Almost exactly 6 years ago, I ate too many Pringles, as reminded by my photo app throwback. My brother won a contest where the prize was crates of Pringles and he gave me all the sour cream and onion ones. I ate too many of them in too short a time and since then I kind of lost my taste for them. The same thing happened to me with peanuts — I used to love them and now I basically never eat them.
When I was a student, I got an oyster photocard for commuting with a discount. Eventually I also had my railcard added to this (though IIRC, the discounts aren't cumulative). I had it renewed right at the last possible moment before expiry and aging out, and the new card was meant to expire on the 31st of Jan 2020. It never did and I've been using it since — maybe expiry meant the discount?
Eventually the outermost plastic layers peeled off (the layer with my name and photo on it) leaving an ominous blank card.
The card number was also peeled off, so when I had an incomplete trip one day, while getting that sorted, a friendly TFL employee let me know what it was on a receipt of my past few journeys. Only then did I really think about what the point of using an oyster card is (since I'm not getting discounts anymore) over a contactless credit card.

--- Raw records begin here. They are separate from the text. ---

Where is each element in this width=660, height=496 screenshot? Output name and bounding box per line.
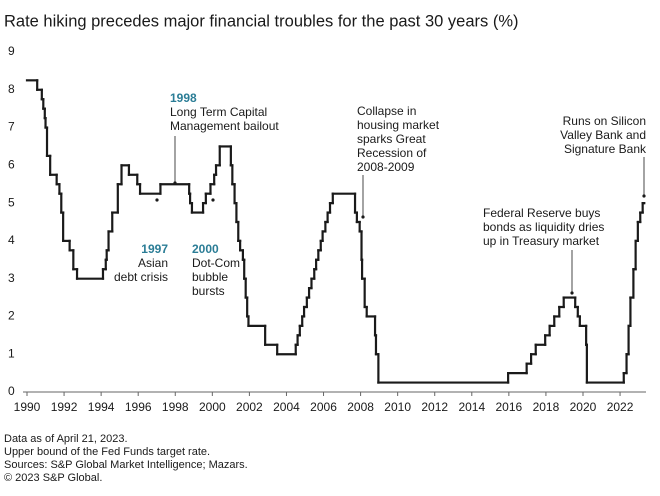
y-tick-label: 1	[8, 346, 15, 360]
annotation-text: Asian	[138, 256, 168, 270]
footnote: Upper bound of the Fed Funds target rate…	[4, 446, 210, 458]
annotation-text: Recession of	[357, 146, 427, 160]
y-tick-label: 9	[8, 44, 15, 58]
x-tick-label: 2012	[421, 400, 448, 414]
y-tick-label: 2	[8, 309, 15, 323]
x-tick-label: 1992	[51, 400, 78, 414]
y-tick-label: 3	[8, 271, 15, 285]
chart-title: Rate hiking precedes major financial tro…	[4, 12, 519, 30]
x-tick-label: 2020	[570, 400, 597, 414]
annotation-text: up in Treasury market	[483, 234, 600, 248]
x-tick-label: 2010	[384, 400, 411, 414]
footnote: Data as of April 21, 2023.	[4, 433, 128, 445]
footnote: © 2023 S&P Global.	[4, 472, 102, 484]
annotation-text: bonds as liquidity dries	[483, 220, 604, 234]
annotation-text: Long Term Capital	[170, 105, 267, 119]
annotation-text: Dot-Com	[192, 256, 240, 270]
annotation-dot	[361, 215, 365, 219]
annotation-dot	[570, 291, 574, 295]
x-tick-label: 2000	[199, 400, 226, 414]
annotation-text: Collapse in	[357, 104, 416, 118]
annotation-year: 2000	[192, 242, 219, 256]
annotation-dot	[173, 181, 177, 185]
y-tick-label: 0	[8, 384, 15, 398]
annotation-dot	[155, 198, 159, 202]
annotation-text: Management bailout	[170, 119, 279, 133]
annotation-text: Runs on Silicon	[563, 114, 646, 128]
annotation-text: debt crisis	[114, 270, 168, 284]
annotation-text: Federal Reserve buys	[483, 206, 600, 220]
annotation-text: housing market	[357, 118, 440, 132]
annotation-text: sparks Great	[357, 132, 426, 146]
annotation-text: bubble	[192, 270, 228, 284]
footnote: Sources: S&P Global Market Intelligence;…	[4, 459, 248, 471]
annotation-text: Signature Bank	[564, 142, 647, 156]
annotation-text: Valley Bank and	[560, 128, 646, 142]
y-tick-label: 4	[8, 233, 15, 247]
y-tick-label: 8	[8, 82, 15, 96]
x-tick-label: 1994	[88, 400, 115, 414]
x-tick-label: 2004	[273, 400, 300, 414]
y-tick-label: 6	[8, 158, 15, 172]
annotation-dot	[642, 194, 646, 198]
x-tick-label: 1990	[14, 400, 41, 414]
annotation-year: 1997	[141, 242, 168, 256]
x-tick-label: 2006	[310, 400, 337, 414]
annotation-text: bursts	[192, 284, 225, 298]
x-tick-label: 2014	[458, 400, 485, 414]
x-tick-label: 2002	[236, 400, 263, 414]
x-tick-label: 2022	[607, 400, 634, 414]
x-tick-label: 2016	[496, 400, 523, 414]
x-tick-label: 2008	[347, 400, 374, 414]
x-tick-label: 1998	[162, 400, 189, 414]
annotation-year: 1998	[170, 91, 197, 105]
x-tick-label: 1996	[125, 400, 152, 414]
y-tick-label: 5	[8, 195, 15, 209]
annotation-dot	[211, 198, 215, 202]
x-tick-label: 2018	[533, 400, 560, 414]
annotation-text: 2008-2009	[357, 160, 415, 174]
y-tick-label: 7	[8, 120, 15, 134]
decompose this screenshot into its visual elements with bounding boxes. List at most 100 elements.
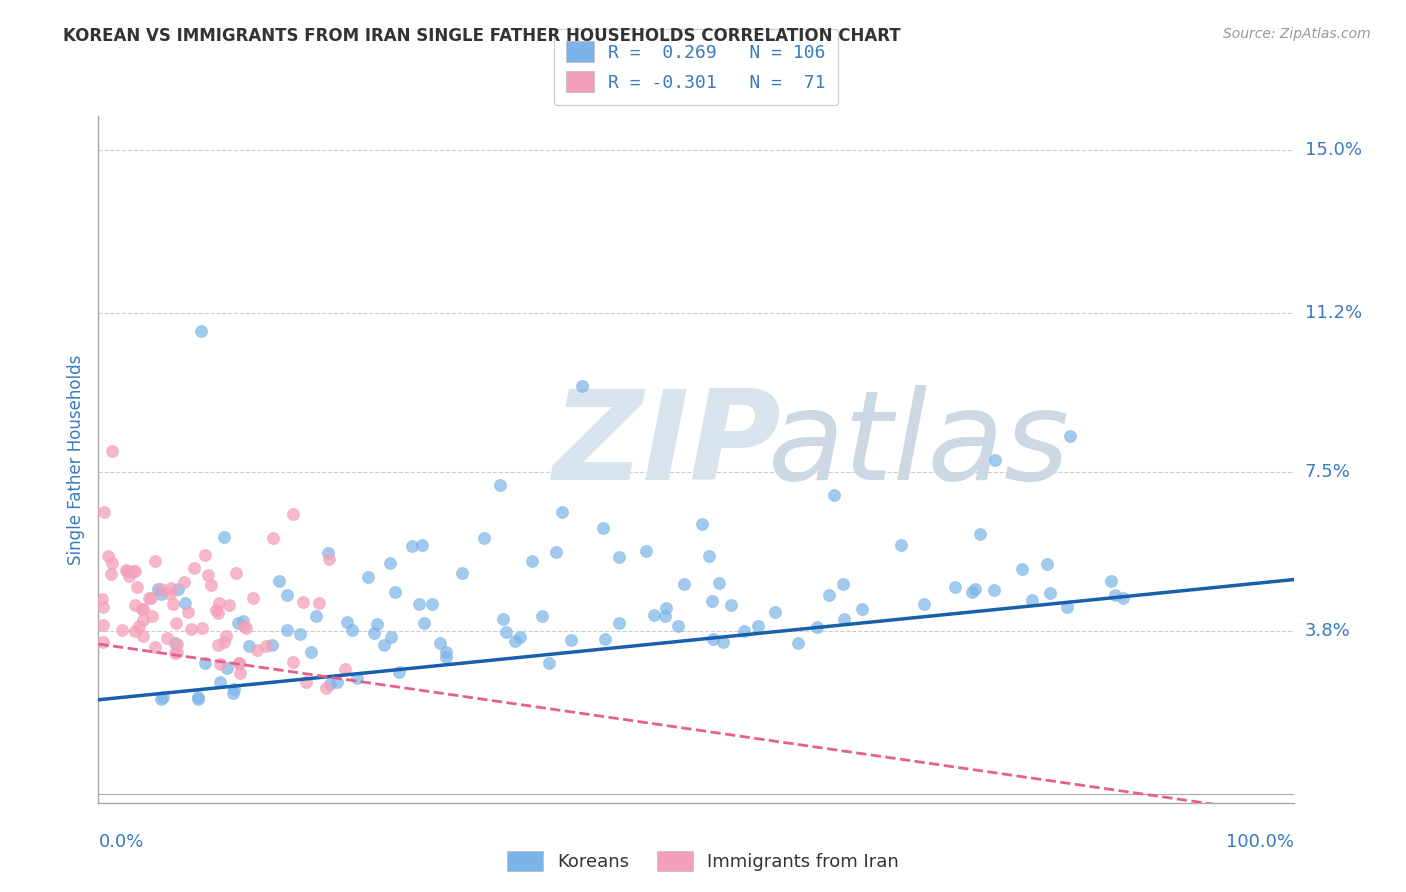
Point bbox=[720, 598, 742, 612]
Point bbox=[228, 665, 250, 680]
Point bbox=[232, 614, 254, 628]
Point bbox=[301, 644, 323, 658]
Point bbox=[276, 588, 298, 602]
Point bbox=[333, 662, 356, 676]
Point bbox=[436, 645, 458, 659]
Point bbox=[235, 621, 257, 635]
Point bbox=[305, 608, 328, 623]
Text: 3.8%: 3.8% bbox=[1305, 622, 1350, 640]
Point bbox=[207, 638, 229, 652]
Point bbox=[131, 613, 153, 627]
Point bbox=[124, 564, 146, 578]
Point bbox=[550, 505, 572, 519]
Point bbox=[162, 597, 184, 611]
Point bbox=[204, 603, 226, 617]
Point bbox=[127, 580, 149, 594]
Point bbox=[1056, 600, 1078, 615]
Point bbox=[319, 677, 342, 691]
Point bbox=[295, 674, 318, 689]
Point bbox=[643, 608, 665, 623]
Point bbox=[118, 568, 141, 582]
Point bbox=[384, 585, 406, 599]
Point bbox=[538, 656, 561, 670]
Point bbox=[165, 616, 187, 631]
Text: Source: ZipAtlas.com: Source: ZipAtlas.com bbox=[1223, 27, 1371, 41]
Point bbox=[214, 635, 236, 649]
Point bbox=[131, 602, 153, 616]
Point bbox=[697, 549, 720, 564]
Text: 15.0%: 15.0% bbox=[1305, 141, 1361, 160]
Point bbox=[666, 618, 689, 632]
Point bbox=[115, 564, 138, 578]
Point bbox=[225, 566, 247, 580]
Point bbox=[183, 560, 205, 574]
Point bbox=[1021, 593, 1043, 607]
Point bbox=[634, 543, 657, 558]
Point bbox=[228, 656, 250, 670]
Point bbox=[276, 623, 298, 637]
Point bbox=[1011, 562, 1033, 576]
Point bbox=[747, 619, 769, 633]
Point bbox=[190, 324, 212, 338]
Text: KOREAN VS IMMIGRANTS FROM IRAN SINGLE FATHER HOUSEHOLDS CORRELATION CHART: KOREAN VS IMMIGRANTS FROM IRAN SINGLE FA… bbox=[63, 27, 901, 45]
Point bbox=[489, 478, 512, 492]
Point bbox=[969, 527, 991, 541]
Point bbox=[150, 587, 173, 601]
Point bbox=[520, 554, 543, 568]
Point bbox=[165, 636, 187, 650]
Point bbox=[388, 665, 411, 680]
Point bbox=[233, 619, 256, 633]
Point bbox=[366, 617, 388, 632]
Point bbox=[1099, 574, 1122, 588]
Point bbox=[222, 686, 245, 700]
Legend: R =  0.269   N = 106, R = -0.301   N =  71: R = 0.269 N = 106, R = -0.301 N = 71 bbox=[554, 29, 838, 105]
Point bbox=[246, 642, 269, 657]
Point bbox=[707, 576, 730, 591]
Point bbox=[315, 681, 337, 695]
Point bbox=[342, 624, 364, 638]
Point bbox=[787, 636, 810, 650]
Point bbox=[281, 656, 304, 670]
Point bbox=[163, 646, 186, 660]
Point bbox=[124, 624, 146, 639]
Point bbox=[763, 605, 786, 619]
Point bbox=[167, 582, 190, 596]
Point bbox=[592, 521, 614, 535]
Point bbox=[238, 639, 260, 653]
Point bbox=[187, 690, 209, 705]
Point bbox=[700, 594, 723, 608]
Point bbox=[143, 640, 166, 654]
Point bbox=[401, 539, 423, 553]
Point bbox=[429, 636, 451, 650]
Point bbox=[832, 576, 855, 591]
Text: 100.0%: 100.0% bbox=[1226, 833, 1294, 851]
Point bbox=[124, 598, 146, 612]
Point bbox=[509, 630, 531, 644]
Point bbox=[655, 601, 678, 615]
Point bbox=[208, 657, 231, 671]
Point bbox=[190, 621, 212, 635]
Y-axis label: Single Father Households: Single Father Households bbox=[66, 354, 84, 565]
Point bbox=[472, 531, 495, 545]
Point bbox=[571, 379, 593, 393]
Point bbox=[806, 620, 828, 634]
Point bbox=[262, 638, 284, 652]
Point bbox=[187, 692, 209, 706]
Point bbox=[254, 639, 277, 653]
Point bbox=[146, 582, 169, 597]
Point bbox=[208, 596, 231, 610]
Point bbox=[890, 538, 912, 552]
Point bbox=[91, 618, 114, 632]
Point bbox=[983, 583, 1005, 598]
Point bbox=[1112, 591, 1135, 605]
Point bbox=[149, 692, 172, 706]
Point bbox=[177, 605, 200, 619]
Point bbox=[373, 638, 395, 652]
Point bbox=[357, 570, 380, 584]
Point bbox=[160, 581, 183, 595]
Point bbox=[218, 598, 240, 612]
Point bbox=[152, 690, 174, 704]
Point bbox=[607, 615, 630, 630]
Point bbox=[101, 556, 124, 570]
Point bbox=[832, 611, 855, 625]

It seems there isn't really much of a benefit for me, so I'll probably just let it run out and stop using it. I might draw a little picture in that empty spot.
I had a normal oyster card many many years ago (before the first photocard) that I at some point added to the online dashboard with 60p still on it. I had given this oyster card to a homeless lady thinking there was more than that on it and she probably tossed it. I reckon if I plan my last trip in such a way that the balance goes to -60p, then never top it up again, then my overall balance with TFL should be... well, balanced!